COMPOSITION DU TRIBUNAL :

Président : TREHUDIC Cyrille

Greffier : Magali GOUVILLE

DÉBATS :

Audience publique du : 5 juillet 2011

DÉCISION :

Contradictoire, insusceptible de recours indépendamment du jugement sur le fond, prononcée en audience publique le 7 Juillet 2011 par TREHUDIC Cyrille, Président assisté de Magali GOUVILLE, Greffier.

Copie délivrée le 7 juillet 2011:

- aux parties

- au Ministère Public

EXPOSE DU LITIGE

En application de l’article 61-1 de la Constitution, lorsque, à l’occasion d’une instance en cours devant une juridiction, il est soutenu qu’une disposition législative porte atteinte aux droits et libertés que la Constitution garantit, le Conseil constitutionnel peut être saisi de cette question sur renvoi du Conseil d’Etat ou de la Cour de cassation qui se prononce dans un délai déterminé.

En application de l’article 23-1 de l’ordonnance n°58-1067 du 7 novembre 1958 portant loi organique sur le Conseil constitutionnel, devant les juridictions relevant du Conseil d'Etat ou de la Cour de cassation, le moyen tiré de ce qu’une disposition législative porte atteinte aux droits et libertés garantis par la Constitution est, à peine d’irrecevabilité, présenté dans un écrit distinct et motivé.
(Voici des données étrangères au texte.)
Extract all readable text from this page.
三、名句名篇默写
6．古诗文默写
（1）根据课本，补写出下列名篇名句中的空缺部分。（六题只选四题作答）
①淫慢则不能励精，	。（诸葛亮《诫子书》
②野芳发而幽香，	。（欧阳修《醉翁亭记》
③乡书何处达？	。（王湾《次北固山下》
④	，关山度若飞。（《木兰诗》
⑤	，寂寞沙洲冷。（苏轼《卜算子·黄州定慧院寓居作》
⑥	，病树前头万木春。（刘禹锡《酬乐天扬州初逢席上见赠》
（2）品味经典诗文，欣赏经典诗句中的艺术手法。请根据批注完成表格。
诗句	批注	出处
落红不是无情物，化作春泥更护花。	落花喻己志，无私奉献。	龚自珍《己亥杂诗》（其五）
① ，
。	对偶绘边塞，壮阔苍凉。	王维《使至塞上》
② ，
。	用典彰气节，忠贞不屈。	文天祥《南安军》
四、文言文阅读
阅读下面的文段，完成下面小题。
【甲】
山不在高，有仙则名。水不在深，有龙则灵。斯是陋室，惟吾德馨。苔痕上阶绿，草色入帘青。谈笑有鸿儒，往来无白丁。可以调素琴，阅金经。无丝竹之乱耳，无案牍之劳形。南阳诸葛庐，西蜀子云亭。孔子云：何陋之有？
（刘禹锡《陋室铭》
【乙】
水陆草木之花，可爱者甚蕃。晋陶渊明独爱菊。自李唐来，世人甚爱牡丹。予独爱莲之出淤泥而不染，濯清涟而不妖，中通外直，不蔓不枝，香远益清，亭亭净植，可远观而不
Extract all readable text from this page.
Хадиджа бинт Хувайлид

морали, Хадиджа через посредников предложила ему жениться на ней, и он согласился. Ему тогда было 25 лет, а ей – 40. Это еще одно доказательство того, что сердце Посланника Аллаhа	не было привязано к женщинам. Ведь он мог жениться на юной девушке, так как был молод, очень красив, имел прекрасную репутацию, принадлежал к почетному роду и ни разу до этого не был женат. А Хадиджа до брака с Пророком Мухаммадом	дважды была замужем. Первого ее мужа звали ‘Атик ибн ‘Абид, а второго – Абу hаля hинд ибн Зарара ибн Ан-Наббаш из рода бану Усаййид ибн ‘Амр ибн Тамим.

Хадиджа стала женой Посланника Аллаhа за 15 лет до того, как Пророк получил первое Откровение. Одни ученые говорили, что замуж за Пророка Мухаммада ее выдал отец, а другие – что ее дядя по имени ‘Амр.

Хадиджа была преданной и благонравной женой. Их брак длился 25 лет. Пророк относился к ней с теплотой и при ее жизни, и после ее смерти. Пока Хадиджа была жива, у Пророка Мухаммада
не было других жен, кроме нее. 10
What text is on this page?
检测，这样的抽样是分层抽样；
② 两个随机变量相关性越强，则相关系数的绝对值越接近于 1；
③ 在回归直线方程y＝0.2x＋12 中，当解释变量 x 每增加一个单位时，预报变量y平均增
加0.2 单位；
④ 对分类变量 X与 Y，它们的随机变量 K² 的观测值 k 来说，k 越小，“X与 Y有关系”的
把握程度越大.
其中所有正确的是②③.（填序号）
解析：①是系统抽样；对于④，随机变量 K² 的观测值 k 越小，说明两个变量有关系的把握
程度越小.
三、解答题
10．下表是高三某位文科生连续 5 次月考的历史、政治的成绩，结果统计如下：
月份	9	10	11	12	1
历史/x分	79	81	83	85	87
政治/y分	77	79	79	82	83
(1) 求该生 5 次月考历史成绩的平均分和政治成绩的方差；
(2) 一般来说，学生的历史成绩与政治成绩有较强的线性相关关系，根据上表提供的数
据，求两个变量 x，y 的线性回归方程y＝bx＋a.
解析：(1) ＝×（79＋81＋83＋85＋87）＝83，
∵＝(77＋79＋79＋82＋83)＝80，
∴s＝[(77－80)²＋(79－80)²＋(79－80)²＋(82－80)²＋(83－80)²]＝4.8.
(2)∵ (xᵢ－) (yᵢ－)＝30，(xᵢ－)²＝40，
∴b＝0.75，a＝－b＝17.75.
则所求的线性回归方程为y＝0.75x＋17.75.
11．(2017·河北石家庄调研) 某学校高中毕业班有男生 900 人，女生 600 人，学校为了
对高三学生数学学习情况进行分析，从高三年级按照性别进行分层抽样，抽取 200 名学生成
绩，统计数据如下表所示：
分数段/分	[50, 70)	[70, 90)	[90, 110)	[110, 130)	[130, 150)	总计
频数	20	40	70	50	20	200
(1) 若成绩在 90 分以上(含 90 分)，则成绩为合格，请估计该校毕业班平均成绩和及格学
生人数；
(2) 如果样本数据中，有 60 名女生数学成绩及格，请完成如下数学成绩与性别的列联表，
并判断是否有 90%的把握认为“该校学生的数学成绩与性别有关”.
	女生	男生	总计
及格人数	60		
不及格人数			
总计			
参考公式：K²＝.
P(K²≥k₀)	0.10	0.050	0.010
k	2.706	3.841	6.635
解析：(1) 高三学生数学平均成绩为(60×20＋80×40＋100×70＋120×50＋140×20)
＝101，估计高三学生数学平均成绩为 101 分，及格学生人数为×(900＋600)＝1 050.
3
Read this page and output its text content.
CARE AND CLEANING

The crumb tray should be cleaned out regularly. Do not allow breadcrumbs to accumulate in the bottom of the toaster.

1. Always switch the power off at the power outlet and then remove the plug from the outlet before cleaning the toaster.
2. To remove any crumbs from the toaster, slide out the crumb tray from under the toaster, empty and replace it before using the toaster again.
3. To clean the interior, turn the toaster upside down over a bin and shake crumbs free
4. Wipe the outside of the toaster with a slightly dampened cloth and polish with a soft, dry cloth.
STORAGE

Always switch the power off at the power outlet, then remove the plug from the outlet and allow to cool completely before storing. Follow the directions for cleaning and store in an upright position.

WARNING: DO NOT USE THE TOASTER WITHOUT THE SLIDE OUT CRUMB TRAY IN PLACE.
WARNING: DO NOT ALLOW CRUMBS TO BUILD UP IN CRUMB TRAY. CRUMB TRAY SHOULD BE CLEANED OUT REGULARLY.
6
En l’espèce, par requête reçue le 12 avril 2011 par les services du greffe du tribunal d’Annemasse, le directeur régional des douanes et droits indirects du LEMAN a sollicité l’autorisation de procéder à la vente aux enchères publiques du véhicule VOLKSWAGEN [Immatriculation 5] appartenant à Monsieur [G H] en application de l’article 389 du Code des douanes suite à la saisie douanière de ce véhicule réalisée le 27 mars 2011, en application de l’article 414 du Code des douanes, après le constat d’une détention par Monsieur [G H] de 101 grammes de cocaïne, fait pour lequel il est convoqué le 19 octobre 2011 devant le Tribunal correctionnel de THONON LES BAINS.

Par ordonnance exécutoire du 12 avril 2011, le Président du tribunal d’instance d’Annemasse a autorisé l’administration des douanes à vendre le véhicule VOLKSWAGEN [Immatriculation 6] avant jugement et à déposer le produit de cette vente auprès de la caisse de l’administration des douanes dans l’attente du jugement à intervenir.

Monsieur [G H], par l’intermédiaire de son conseil, a formé opposition à l’ordonnance du 12 avril 2011 par lettre recommandée avec accusé de réception émise le 12 mai 2011.

Les parties ont été régulièrement convoquées par les services du greffe pour l’audience du 7 juin 2011. L’affaire a été renvoyée au 5 juillet 2011 pour permettre à l’administration des douanes et à Monsieur le Procureur de la République de soumettre leurs observations sur la question prioritaire de constitutionnalité soulevée par Monsieur [G H].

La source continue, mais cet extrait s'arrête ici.